Sull’altro piatto, c’è l’imbarbarimento della vita pubblica, il mancato rinnovamento dei costumi, il mancato raggiungimento di «quella limpidezza delle regole e dei comportamenti pubblici che erano la grande promessa delle nostre riforme».
In questo quadro di progressivo declino si spengono gli entusiasmi attorno al movimento referendario, peraltro sempre più isolato politicamente. Molto più difficile diventa raccogliere le forze per promuovere il referendum contro la quota proporzionare del Mattarellum. La consultazione si tiene nel ’99 e il quorum viene mancato per una manciata di voti: una notte che passa alla storia anche per il fallimento delle proiezioni che fino alle due di notte davano per certa la vittoria ai referendari. Ancora più isolato sarà il gruppo di costituzionalisti e politici che tenterà l’impresa di affondare il Porcellum di Calderoli: il referendum, previsto nel ’98, slitta causa elezioni, e si svolge a metà giugno del ’99, dopo le europee. Il quorum, ovviamente, sarà lontanissimo.
Segni ricostruisce quelle battaglie e ricorda le difficoltà, le resistenze, i nemici imprevisti, i voltafaccia. Val la pena di ricordare il doppio tradimento di Di Pietro, nel ’99 e nel 2009: protagonista della raccolta delle firme, in entrambi i casi l’ex magistrato sceglierà la sponda del No. Val la pena anche di ricordare l’avallo che arrivò dell’allora presidente di Confindustria Montezemolo (che oggi si candida a “riserva della Repubblica”) alla controriforma elettorale di Calderoli che sarà approvata nel dicembre del 2005. «Probabilmente la legge Calderoli sarebbe passata ugualmente – annota Segni – ma l’intervento di Montezemolo, giunto in un momento in cui le posizioni erano ancora fluide, diede una spinta molto forte al successo del governo».
Negli ultimi dieci anni, mentre si attenua la spinta referendaria, la partita istituzionale si fa più complessa: nel metodo, diventa confronto fra chi crede nella spallata referendaria e chi punta sulla soluzione parlamentare; nel merito, diviene scontro fra maggioritari e neo proporzionalisti.

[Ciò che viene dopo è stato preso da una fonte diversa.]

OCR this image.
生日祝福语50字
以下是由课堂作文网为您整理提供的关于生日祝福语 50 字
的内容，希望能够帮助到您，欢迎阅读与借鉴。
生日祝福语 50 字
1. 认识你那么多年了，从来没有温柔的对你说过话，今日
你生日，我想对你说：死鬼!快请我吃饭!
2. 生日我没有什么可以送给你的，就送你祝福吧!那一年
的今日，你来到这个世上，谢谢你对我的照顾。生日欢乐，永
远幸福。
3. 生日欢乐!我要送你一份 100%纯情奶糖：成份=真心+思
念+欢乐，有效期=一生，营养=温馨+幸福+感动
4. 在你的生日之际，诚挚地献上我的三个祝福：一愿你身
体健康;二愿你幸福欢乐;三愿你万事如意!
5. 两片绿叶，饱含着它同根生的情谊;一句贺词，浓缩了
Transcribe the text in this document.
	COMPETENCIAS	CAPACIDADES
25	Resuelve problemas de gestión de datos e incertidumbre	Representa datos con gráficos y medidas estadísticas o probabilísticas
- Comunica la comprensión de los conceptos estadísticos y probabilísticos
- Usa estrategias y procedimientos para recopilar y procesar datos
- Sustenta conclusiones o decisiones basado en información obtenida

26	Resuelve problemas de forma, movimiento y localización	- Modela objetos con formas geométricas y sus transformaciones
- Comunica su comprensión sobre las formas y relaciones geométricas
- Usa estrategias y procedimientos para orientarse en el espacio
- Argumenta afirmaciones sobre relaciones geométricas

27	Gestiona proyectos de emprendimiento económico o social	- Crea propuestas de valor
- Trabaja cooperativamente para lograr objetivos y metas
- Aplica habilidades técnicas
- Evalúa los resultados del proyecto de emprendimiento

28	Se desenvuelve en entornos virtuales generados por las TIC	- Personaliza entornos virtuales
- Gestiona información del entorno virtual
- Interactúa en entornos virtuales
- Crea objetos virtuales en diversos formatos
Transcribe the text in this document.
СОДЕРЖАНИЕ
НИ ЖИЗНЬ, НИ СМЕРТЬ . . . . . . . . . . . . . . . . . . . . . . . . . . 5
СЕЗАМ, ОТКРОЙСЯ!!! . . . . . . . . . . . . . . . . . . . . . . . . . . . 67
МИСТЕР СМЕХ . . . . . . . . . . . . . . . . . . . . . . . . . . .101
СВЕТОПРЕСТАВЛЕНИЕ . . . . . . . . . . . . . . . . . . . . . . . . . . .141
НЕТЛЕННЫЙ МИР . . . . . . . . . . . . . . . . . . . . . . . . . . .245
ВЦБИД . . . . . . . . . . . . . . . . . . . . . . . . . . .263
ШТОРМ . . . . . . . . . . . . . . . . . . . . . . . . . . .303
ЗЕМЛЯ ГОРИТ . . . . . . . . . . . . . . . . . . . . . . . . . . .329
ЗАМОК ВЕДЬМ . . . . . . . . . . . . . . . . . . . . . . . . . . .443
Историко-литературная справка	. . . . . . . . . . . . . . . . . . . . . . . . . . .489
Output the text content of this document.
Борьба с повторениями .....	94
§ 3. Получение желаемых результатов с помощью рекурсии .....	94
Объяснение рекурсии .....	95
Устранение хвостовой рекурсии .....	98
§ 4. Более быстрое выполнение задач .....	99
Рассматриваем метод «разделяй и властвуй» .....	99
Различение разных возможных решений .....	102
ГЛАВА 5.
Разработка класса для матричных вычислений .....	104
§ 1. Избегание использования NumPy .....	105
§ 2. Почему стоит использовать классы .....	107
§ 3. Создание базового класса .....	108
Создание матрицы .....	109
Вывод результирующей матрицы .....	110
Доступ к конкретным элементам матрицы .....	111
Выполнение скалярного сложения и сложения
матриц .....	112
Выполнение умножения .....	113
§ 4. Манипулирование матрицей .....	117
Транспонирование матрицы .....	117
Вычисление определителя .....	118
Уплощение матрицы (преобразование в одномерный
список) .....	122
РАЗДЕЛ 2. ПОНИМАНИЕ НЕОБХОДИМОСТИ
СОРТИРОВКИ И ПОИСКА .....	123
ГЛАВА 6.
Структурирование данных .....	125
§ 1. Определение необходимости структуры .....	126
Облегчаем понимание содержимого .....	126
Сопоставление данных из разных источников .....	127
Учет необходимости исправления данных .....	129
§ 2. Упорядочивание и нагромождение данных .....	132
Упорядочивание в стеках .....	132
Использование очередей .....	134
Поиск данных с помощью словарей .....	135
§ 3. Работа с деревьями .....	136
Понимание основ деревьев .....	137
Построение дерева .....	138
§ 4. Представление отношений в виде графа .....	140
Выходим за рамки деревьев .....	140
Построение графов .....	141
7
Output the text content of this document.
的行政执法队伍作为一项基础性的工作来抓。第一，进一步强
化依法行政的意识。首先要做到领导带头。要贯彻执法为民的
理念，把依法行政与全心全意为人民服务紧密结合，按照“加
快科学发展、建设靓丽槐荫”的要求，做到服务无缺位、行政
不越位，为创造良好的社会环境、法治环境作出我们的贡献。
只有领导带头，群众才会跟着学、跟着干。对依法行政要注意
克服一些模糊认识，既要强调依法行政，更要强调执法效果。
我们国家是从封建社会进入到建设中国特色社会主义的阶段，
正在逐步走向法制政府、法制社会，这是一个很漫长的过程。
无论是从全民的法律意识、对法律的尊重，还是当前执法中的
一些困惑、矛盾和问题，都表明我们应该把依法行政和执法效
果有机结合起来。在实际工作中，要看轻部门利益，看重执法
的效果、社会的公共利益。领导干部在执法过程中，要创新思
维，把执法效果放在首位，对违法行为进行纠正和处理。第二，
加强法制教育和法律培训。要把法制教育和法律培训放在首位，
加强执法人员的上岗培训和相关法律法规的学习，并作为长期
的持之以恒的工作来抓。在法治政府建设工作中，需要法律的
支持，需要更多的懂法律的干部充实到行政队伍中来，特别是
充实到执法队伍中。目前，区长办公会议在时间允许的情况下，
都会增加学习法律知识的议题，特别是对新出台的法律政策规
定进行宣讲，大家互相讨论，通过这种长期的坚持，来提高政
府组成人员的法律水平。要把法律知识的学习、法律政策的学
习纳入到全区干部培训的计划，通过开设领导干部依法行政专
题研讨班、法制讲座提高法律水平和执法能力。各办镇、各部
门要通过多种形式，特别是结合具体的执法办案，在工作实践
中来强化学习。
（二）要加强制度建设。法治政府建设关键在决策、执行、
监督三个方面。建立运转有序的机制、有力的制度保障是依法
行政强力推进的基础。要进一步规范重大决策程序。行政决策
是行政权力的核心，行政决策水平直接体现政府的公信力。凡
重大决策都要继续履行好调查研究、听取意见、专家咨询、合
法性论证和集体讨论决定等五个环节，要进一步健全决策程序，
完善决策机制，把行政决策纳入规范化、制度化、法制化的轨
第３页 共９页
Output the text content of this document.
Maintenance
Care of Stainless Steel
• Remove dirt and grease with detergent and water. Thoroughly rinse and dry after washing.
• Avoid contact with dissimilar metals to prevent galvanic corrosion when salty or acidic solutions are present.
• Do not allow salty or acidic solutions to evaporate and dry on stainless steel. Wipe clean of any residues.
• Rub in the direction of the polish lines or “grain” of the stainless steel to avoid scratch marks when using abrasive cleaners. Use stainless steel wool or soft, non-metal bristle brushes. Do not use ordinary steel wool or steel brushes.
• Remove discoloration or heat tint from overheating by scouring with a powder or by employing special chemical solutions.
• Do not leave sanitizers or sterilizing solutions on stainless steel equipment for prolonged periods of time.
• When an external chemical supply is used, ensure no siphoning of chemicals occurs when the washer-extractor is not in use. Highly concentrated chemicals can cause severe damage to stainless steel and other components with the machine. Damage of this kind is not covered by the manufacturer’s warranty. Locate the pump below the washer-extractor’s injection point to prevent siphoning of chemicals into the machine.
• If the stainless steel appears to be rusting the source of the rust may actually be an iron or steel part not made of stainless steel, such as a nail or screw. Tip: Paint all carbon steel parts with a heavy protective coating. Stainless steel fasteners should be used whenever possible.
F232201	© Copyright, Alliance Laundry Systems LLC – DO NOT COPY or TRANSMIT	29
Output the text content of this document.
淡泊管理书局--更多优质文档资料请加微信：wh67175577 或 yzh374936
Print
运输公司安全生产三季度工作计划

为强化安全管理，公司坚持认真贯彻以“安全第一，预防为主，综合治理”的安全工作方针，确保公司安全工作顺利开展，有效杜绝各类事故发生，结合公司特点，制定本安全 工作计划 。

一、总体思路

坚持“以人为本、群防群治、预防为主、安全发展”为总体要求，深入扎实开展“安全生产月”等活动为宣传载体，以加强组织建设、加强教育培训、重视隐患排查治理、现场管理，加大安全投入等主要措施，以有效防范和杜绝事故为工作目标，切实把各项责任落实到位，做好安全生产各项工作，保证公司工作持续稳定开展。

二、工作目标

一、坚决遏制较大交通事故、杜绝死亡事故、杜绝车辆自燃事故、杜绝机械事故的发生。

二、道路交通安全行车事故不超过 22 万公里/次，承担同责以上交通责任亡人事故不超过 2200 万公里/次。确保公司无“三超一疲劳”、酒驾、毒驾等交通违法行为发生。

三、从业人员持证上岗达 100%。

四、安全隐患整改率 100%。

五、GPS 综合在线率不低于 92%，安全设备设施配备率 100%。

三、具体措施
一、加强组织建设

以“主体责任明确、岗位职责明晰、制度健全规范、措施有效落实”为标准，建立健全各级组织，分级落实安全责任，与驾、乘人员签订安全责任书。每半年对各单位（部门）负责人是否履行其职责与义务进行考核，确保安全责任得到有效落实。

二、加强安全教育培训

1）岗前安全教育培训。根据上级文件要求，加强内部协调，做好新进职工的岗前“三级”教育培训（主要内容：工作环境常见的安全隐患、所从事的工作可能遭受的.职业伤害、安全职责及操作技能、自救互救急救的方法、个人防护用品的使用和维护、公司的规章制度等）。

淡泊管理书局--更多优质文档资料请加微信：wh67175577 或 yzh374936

Gli sforzi di mediazione parlamentare si fermano, per ora, al tentativo Marini del 2008: dopo la caduta del governo Prodi fu il presidente del Senato a tentare, senza fortuna, la costituzione di un governo che avesse al primo punto l’accordo su una legge elettorale, quella messa a punto dalla commissione Affari Costituzionali guidata da Enzo Bianco: un sistema che recuperava elementi di maggioritario (i collegi uninominali per la metà dei seggi da assegnare), introduceva la soglia di sbarramento e la sfiducia costruttiva. La guerra fra proporzionalisti e bipolaristi è invece ancora aperta: e fa bene Mario Segni a respingere gli attacchi sempre più feroci che arrivano alle riforme che hanno cambiato lo schema della lotta politica in Italia. «Le nostre riforme hanno tracciato l’unica strada che può permettere all’Italia un salto di qualità» scrive Segni, anche se «una facile vulgata attribuisce proprio al bipolarismo la crisi che attraversiamo, i fenomeni degenerativi che si sono sviluppati, la sfiducia che pervade oggi la società».
Certo i tempi non sono favorevoli per chi vorrebbe completare il percorso avviato vent’anni fa, quando, come osserva Segni, milioni di italiani avevano visto nella riforma elettorale e in quella dello Stato «lo strumento per un risanamento epocale della vita pubblica». Oggi questo risanamento passa anzitutto attraverso la profonda riforma dell’attuale legge elettorale, quella che produce il “Parlamento di nominati” di cui si parlava all’inizio. Nessuna riforma che prevedesse un rafforzamento dei poteri dell’esecutivo potrebbe reggere in mancanza un bilanciamento di poteri, in primo luogo quello parlamentare.
L’interesse purtroppo è scarso (anche nell’opinione pubblica) la confusione è molta: soprattutto nel centrosinistra, che avrebbe tutto l’interesse a cambiare le cose. C’è chi vorrebbe il sistema tedesco (facendo finta di non vedere il suo fallimento proprio in Germania) chi il sistema francese (che Pdl non ha alcuna convenienza a concedere) e chi preferisce il male minore, il vecchio Mattarellum (che avrebbe il pregio, almeno, di reintrodurre il collegio uninominale). La scelta di un’alternativa non è politicamente indifferente, si sa. Chi parla tedesco (D’Alema, Casini) vorrebbe tentare di spacchettare il bipolarismo. Chi parla francese (Veltroni) vorrebbe consolidarlo. Ma in mancanza di una visione comune, una trattativa col centrodestra è persa in partenza. E viene da pensare che la legge elettorale attuale sarà toccata, probabilmente, solo nei punti più scandalosi, non solo sul meccanismo basilare.